Breast cancer metastasis suppressor 1 modulates SIRT1-dependent p53 deacetylation through interacting with DBC1.

Breast cancer metastasis suppressor 1 (BRMS1) is a specific tumor metastasis suppressor implicated in the regulation of chromatin modification and gene transcription. However, the molecular mechanism of BRMS1 remains to be elucidated. Here, we report that DBC1 (deleted in breast cancer 1), is a novel interacting protein of BRMS1. The imperfect leucine zipper motifs of BRMS1 and the N-terminal domain of DBC1 are required for the interaction.

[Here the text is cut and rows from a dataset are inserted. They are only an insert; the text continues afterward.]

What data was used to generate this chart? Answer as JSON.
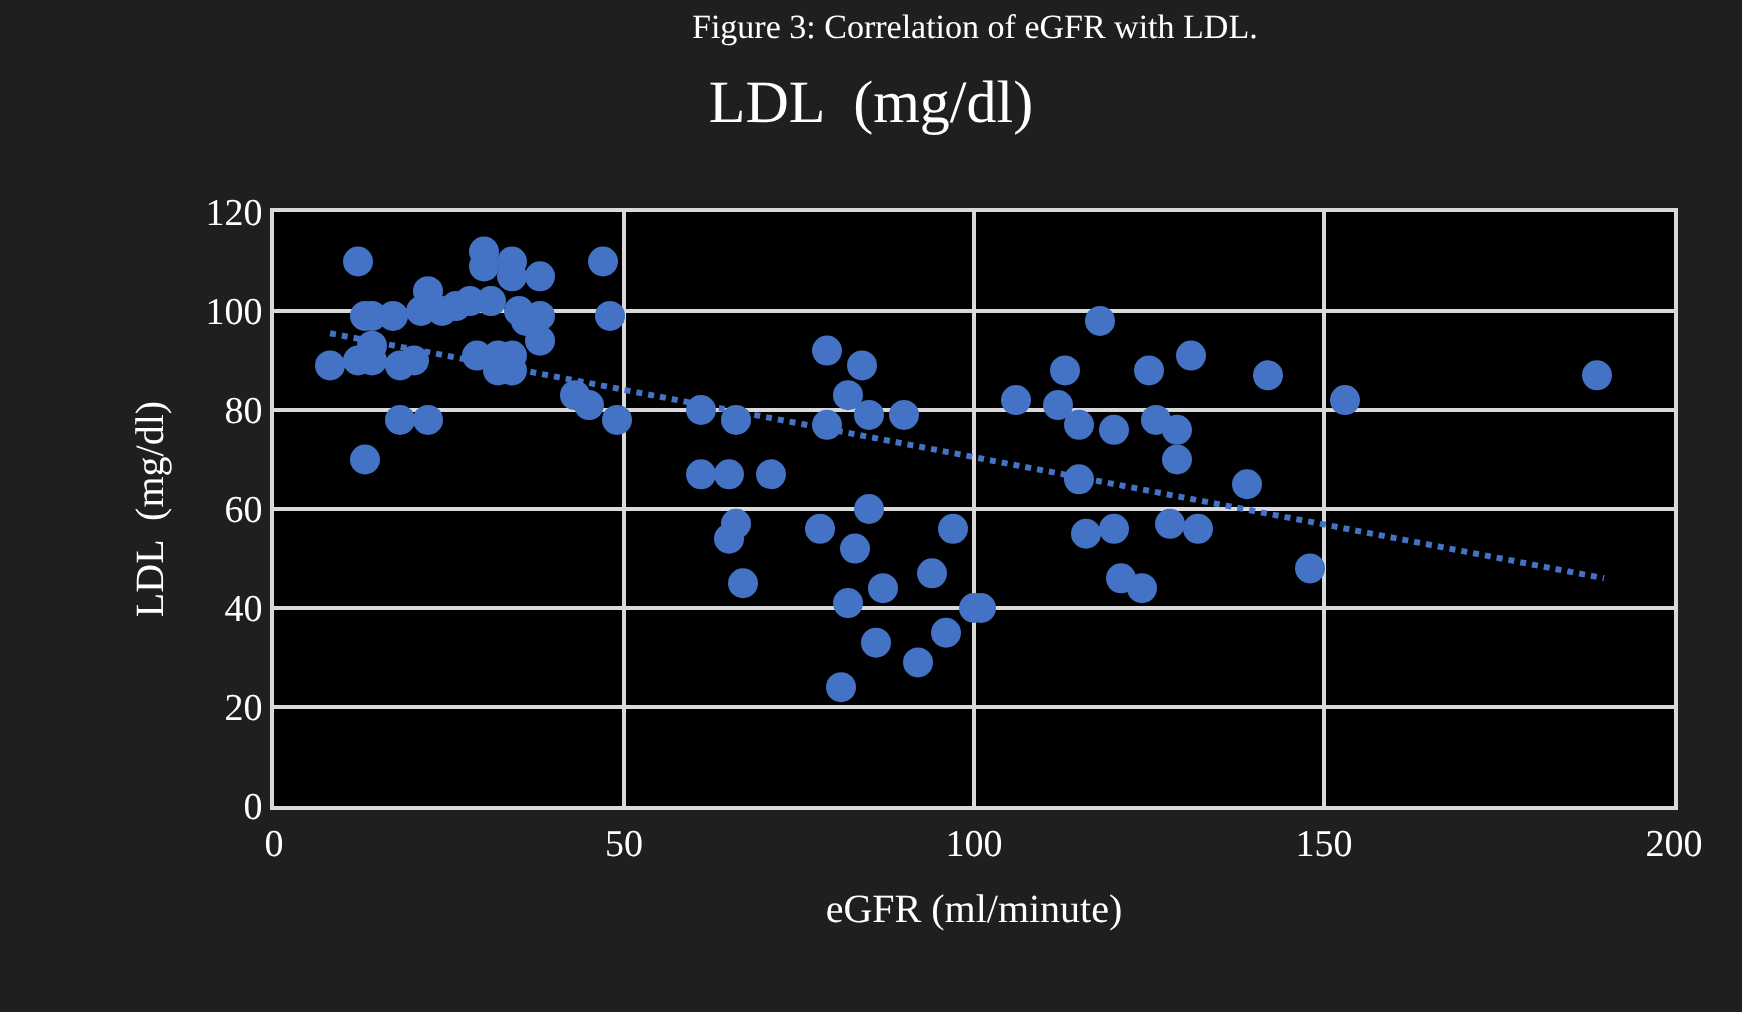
{
  "chart_data": {
    "type": "scatter",
    "title": "LDL  (mg/dl)",
    "xlabel": "eGFR (ml/minute)",
    "ylabel": "LDL  (mg/dl)",
    "annotations": [
      "Figure 3: Correlation of eGFR with LDL."
    ],
    "xlim": [
      0,
      200
    ],
    "xticks": [
      0,
      50,
      100,
      150,
      200
    ],
    "ylim": [
      0,
      120
    ],
    "yticks": [
      0,
      20,
      40,
      60,
      80,
      100,
      120
    ],
    "grid": true,
    "series": [
      {
        "color": "#4472c4",
        "marker": "circle",
        "x": [
          8,
          12,
          12,
          13,
          13,
          14,
          14,
          14,
          17,
          18,
          18,
          20,
          22,
          22,
          21,
          24,
          26,
          28,
          30,
          30,
          34,
          34,
          29,
          32,
          32,
          34,
          34,
          31,
          35,
          36,
          38,
          38,
          38,
          43,
          45,
          47,
          48,
          49,
          61,
          66,
          61,
          65,
          71,
          66,
          65,
          67,
          79,
          84,
          82,
          85,
          79,
          90,
          85,
          78,
          83,
          97,
          94,
          87,
          82,
          100,
          86,
          96,
          92,
          81,
          118,
          113,
          125,
          131,
          142,
          153,
          106,
          112,
          115,
          120,
          126,
          129,
          129,
          115,
          139,
          116,
          120,
          128,
          132,
          121,
          124,
          148,
          101,
          189
        ],
        "values": [
          89,
          110,
          90,
          70,
          99,
          99,
          93,
          90,
          99,
          89,
          78,
          90,
          78,
          104,
          100,
          100,
          101,
          102,
          112,
          109,
          110,
          107,
          91,
          91,
          88,
          88,
          91,
          102,
          100,
          98,
          99,
          94,
          107,
          83,
          81,
          110,
          99,
          78,
          80,
          78,
          67,
          67,
          67,
          57,
          54,
          45,
          92,
          89,
          83,
          79,
          77,
          79,
          60,
          56,
          52,
          56,
          47,
          44,
          41,
          40,
          33,
          35,
          29,
          24,
          98,
          88,
          88,
          91,
          87,
          82,
          82,
          81,
          77,
          76,
          78,
          76,
          70,
          66,
          65,
          55,
          56,
          57,
          56,
          46,
          44,
          48,
          40,
          87
        ]
      },
      {
        "type": "line",
        "color": "#4472c4",
        "line_style": "dotted",
        "marker": "none",
        "x": [
          8,
          190
        ],
        "values": [
          95.5,
          46
        ]
      }
    ]
  }
}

DBC1 is identified as an important negative regulator of SIRT1's activity and genotoxic stress response. We demonstrated that BRMS1 is able to interrupt endogenous DBC1-SIRT1 association. Consistently, SIRT1-dependent p53 acetylation under genotoxic stress is also affected by BRMS1. Overall, our results identify BRMS1 as a novel regulator of DBC1-SIRT1 complex and SIRT1-dependent p53 deacetylation.